5 Let the Right One In

     EFTI  

Let the Right One In is a Swedish horror-romance that follows a young and sensitive boy, Oskar, as he forms a strong connection with his odd yet magnetic neighbor, Eli, and tries to decide if he can overlook her murderous blood drinking, elusion of sunlight, and intolerance for food.

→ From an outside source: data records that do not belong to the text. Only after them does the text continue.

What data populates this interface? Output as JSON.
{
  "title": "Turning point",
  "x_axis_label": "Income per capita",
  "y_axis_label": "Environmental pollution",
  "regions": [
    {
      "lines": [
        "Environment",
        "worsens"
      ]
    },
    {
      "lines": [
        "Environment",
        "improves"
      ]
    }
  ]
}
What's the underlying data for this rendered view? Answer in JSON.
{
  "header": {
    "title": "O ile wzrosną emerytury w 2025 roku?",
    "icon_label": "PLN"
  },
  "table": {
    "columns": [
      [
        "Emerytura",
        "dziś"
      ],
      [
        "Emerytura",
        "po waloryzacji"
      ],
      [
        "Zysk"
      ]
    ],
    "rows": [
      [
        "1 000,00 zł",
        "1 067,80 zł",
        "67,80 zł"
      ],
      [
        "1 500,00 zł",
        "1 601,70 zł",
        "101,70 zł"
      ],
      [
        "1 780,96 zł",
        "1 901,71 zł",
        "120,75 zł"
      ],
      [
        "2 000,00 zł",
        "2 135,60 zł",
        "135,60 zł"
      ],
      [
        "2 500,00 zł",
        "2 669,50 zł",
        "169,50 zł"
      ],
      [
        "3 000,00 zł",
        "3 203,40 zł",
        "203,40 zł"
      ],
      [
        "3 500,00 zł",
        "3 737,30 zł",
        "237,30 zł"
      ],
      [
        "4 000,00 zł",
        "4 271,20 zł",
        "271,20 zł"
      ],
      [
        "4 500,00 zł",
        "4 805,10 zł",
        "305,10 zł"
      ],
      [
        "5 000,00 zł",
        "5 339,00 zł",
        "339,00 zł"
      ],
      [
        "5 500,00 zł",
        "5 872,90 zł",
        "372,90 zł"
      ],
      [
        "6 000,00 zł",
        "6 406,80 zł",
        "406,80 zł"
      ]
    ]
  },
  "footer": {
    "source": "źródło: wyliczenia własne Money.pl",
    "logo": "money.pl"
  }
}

Peele regards this as one of the most visually beautiful horror movies and recalls his favorite scene to take place when a pool full of children are murdered by Eli (charming). If that scene doesn’t haunt his dreams forever, perhaps he will weigh in on the new TV show remake of Let the Right One In on Paramount+.

4 Under the Skin

     A24  

It’s not surprising when an A24 movie takes a dark and unexpected turn, but Under the Skin takes its usual antics to a new level when an extraterrestrial disguises itself as a human woman to lure in men to be used for meat in another dimension. Peele has regarded this movie highly and celebrates Johnathan Glazer’s ability to create such a captivating aesthetic. While there are many other films Jordan Peele is inspired by, among horror and many other genres, Under the Skin is so entrancing that he thinks he could watch it 100 times without ever really getting to the bottom of it.

3 The Shining

     Peregrine Productions  

It’s inevitable that there’d be a Stephen King story in Jordan Peele’s top 11, from one twisted mind to another. The Shining takes the number three spot in the lineup for several reasons. Namely, the twins are creepy, and it has one of Peele’s favorite shot horror shots of all time: when Wendy (Shelley Duvall) runs away from the horrific Overlook Hotel with the knife in her hand. This scene in particular is borrowed and twisted in Peele’s Nope.

2 Nightmare on Elm Street

     New Line Cinema  

Nightmare on Elm Street is Jordan Peele’s second-favorite horror movie of all time because it absolutely haunted him as a child. He believes there is no horror movie villain scarier than Freddie and because of that, only one other horror movie can rival Nightmare on Elm Street.

1 Jaws

     Universal Pictures  

While Jordan Peele is a big horror fan, he won’t be caught saying Jaws isn’t debatably the best movie in any genre of all time. Jaws changed the way most Americans look at beaches, and if that isn’t horror, nothing is.